|
|
Ce pendant que la court mes ouvrages lisoit,
Et que la soeur du Roy, l'unique *Marguerite,
Me faisant plus d'honneur que n'estoit mon merite,
De son bel oeil divin mes vers favorisoit,
Une fureur d'esprit au ciel me conduisoit
D'une aile qui la mort & les siecles evite,
Et le docte troppeau qui sur *Parnasse habite,
De son feu plus divin mon ardeur attisoit.
Ores je suis muet, comme on voit la Prophete
Ne sentant plus le Dieu, qui la tenoit sujette,
Perdre soudainement la fureur & la voix.
Et qui ne prend plaisir qu'un Prince luy commande ?
L'honneur nourrit les arts, & la Muse demande
Le theatre du peuple, & la faveur des Roys.
Ne t'esbahis *Ronsard, la moitié de mon ame,
Si de ton *Dubellay *France ne lit plus rien,
Et si aveques l'air du ciel Italien
Il n'a humé l'ardeur qui l'*Italie enflamme.
Le sainct rayon qui part des beaux yeux de ta dame,
Et la saincte faveur de ton Prince & du mien,
Cela (*Ronsard) cela, cela merite bien
De t'echauffer le coeur d'une si vive flamme.

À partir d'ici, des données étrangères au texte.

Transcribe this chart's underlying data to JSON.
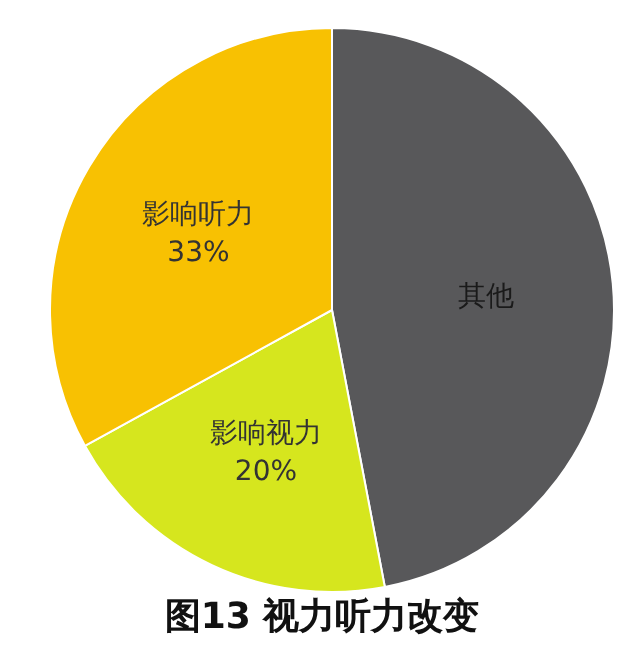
{
  "chart_data": {
    "type": "pie",
    "title": "图13 视力听力改变",
    "categories": [
      "其他",
      "影响视力",
      "影响听力"
    ],
    "values": [
      47,
      20,
      33
    ],
    "colors": [
      "#58585a",
      "#d6e61e",
      "#f8c102"
    ],
    "value_labels": [
      null,
      "20%",
      "33%"
    ]
  }
}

Mais moy, qui suis absent des raiz de mon Soleil,
Comment puis-je sentir echauffement pareil
A celuy qui est pres de sa flamme divine ?
Les costaux soleillez de pampre sont couvers,
Mais des Hyperborez les eternels hyvers
Ne portent que le froid, la neige, & la bruine.